9. Türkiye Lisansüstü Çalışmalar Kongresi, Kocaeli, Türkiye, 15 Nisan 2021, cilt.3, ss.14-34
Modern fiziğin günümüzdeki en çarpıcı keşfi kuşkusuz kuantum teorisinin ortaya atılmasıdır. XIX. yüzyılın başından itibaren şekillenmeye başlayan kuantum teorisinin ilk adımını, 1900 yılında Max Planck tarafından gerçekleştirilen ‘kara cisim ışıması’ deneyi sonucu radyasyonun paketçikler (kuanta) halinde yayıldığının keşfi teşkil eder.

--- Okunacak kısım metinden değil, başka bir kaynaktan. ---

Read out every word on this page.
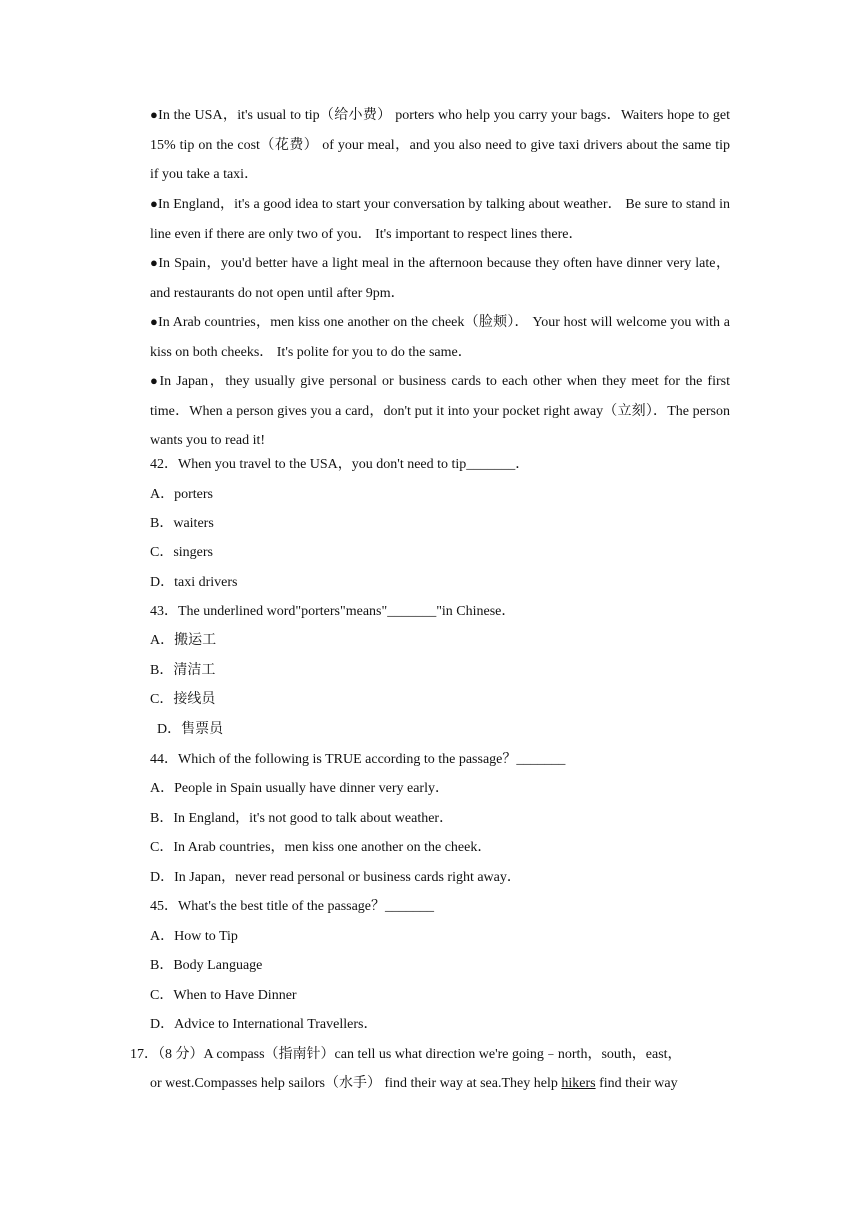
●In the USA，it's usual to tip（给小费） porters who help you carry your bags．Waiters hope to get 15% tip on the cost（花费） of your meal，and you also need to give taxi drivers about the same tip if you take a taxi．

●In England，it's a good idea to start your conversation by talking about weather． Be sure to stand in line even if there are only two of you． It's important to respect lines there．

●In Spain，you'd better have a light meal in the afternoon because they often have dinner very late，and restaurants do not open until after 9pm．

●In Arab countries，men kiss one another on the cheek（脸颊）． Your host will welcome you with a kiss on both cheeks． It's polite for you to do the same．

●In Japan，they usually give personal or business cards to each other when they meet for the first time．When a person gives you a card，don't put it into your pocket right away（立刻）．The person wants you to read it!

42．When you travel to the USA，you don't need to tip_______．
A．porters
B．waiters
C．singers
D．taxi drivers
43．The underlined word"porters"means"_______"in Chinese．
A．搬运工
B．清洁工
C．接线员
D．售票员
44．Which of the following is TRUE according to the passage？_______
A．People in Spain usually have dinner very early．
B．In England，it's not good to talk about weather．
C．In Arab countries，men kiss one another on the cheek．
D．In Japan，never read personal or business cards right away．
45．What's the best title of the passage？_______
A．How to Tip
B．Body Language
C．When to Have Dinner
D．Advice to International Travellers．
17．（8 分）A compass（指南针）can tell us what direction we're going﹣north，south，east，
or west.Compasses help sailors（水手） find their way at sea.They help hikers find their way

Ardından Albert Einstein’in foto-elektrik olayına dair deneyleri ve meşhur çift yarık deneyi gibi kuantum teorisinin
farklı yönleri birbirinden bağımsız pek çok teste tabi tutulmuş ve günümüzde atom-altı gerçekliğin neredeyse
tartışmasız bir açıklaması haline gelmiştir. Bu tebliğde, kuantum teorisinin fizikî yönünden ziyade gerçekliğe dair
tasavvurumuzu etkileyen felsefî yönüne mercek tutulmak suretiyle kelâm ilminin en temel esası olan ispât-ı vâcip
meselesine getirebileceği yeni açılımların imkân ve sınırlılık zemini değerlendirilmiştir. Kelâmcıların ispât-ı vâcip
konusunda kullandığı ‘hudûs delili’ ya da ‘kozmolojik argüman’ın dayandığı fiziksel paradigmanın sürekli değiştiği
göz önünde bulundurulunca, kuantum teorisinin değerlendirilmesi hususunun kelâm ilminin dinamizmi açısından ehemmiyeti haiz olduğu anlaşılmaktadır. Bu suretle tebliğin esas amacı kuantum teorisinin kendi mahiyeti
itibariyle tahlili değil, kelâm ilmine sağlayabileceği potansiyellerdir. Öncelikle kuantum fiziğinin gelişim süreci
kısa bir şekilde tasvir edilerek, teorinin kelâm ilmi ve Tanrı’nın varlığını ispat sadedinde önemli olabileceği düşünülen gözlemcinin rolü, belirsizlik ilkesi, yerel olmama gibi fenomenleri barındıran Kopenhag yorumu üzerinden
bir değerlendirmesi yapılmıştır. Söz konusu değerlendirmeler genel olarak; kuantum belirsizliklerini belirlemede Tanrı’nın rolü, kuantum boşlukları ve Tanrısal etkinlik, kuantum fenomenleri ve mucizelerin imkânı, kötülük
problemi ve kuantum alanı gibi teolojik alana taalluku olan hususlar üzerinden ilerlemiştir. Süreksiz bir doğa ve
indeterminist bir yapıyı öngören kuantum teorisinin kelâmın hudûs-i âlem, hüsün-kubuh, halku ef‘âli’l-‘ibâd gibi
temel meselelerinde yeni ufuklar açacağını düşünüyoruz.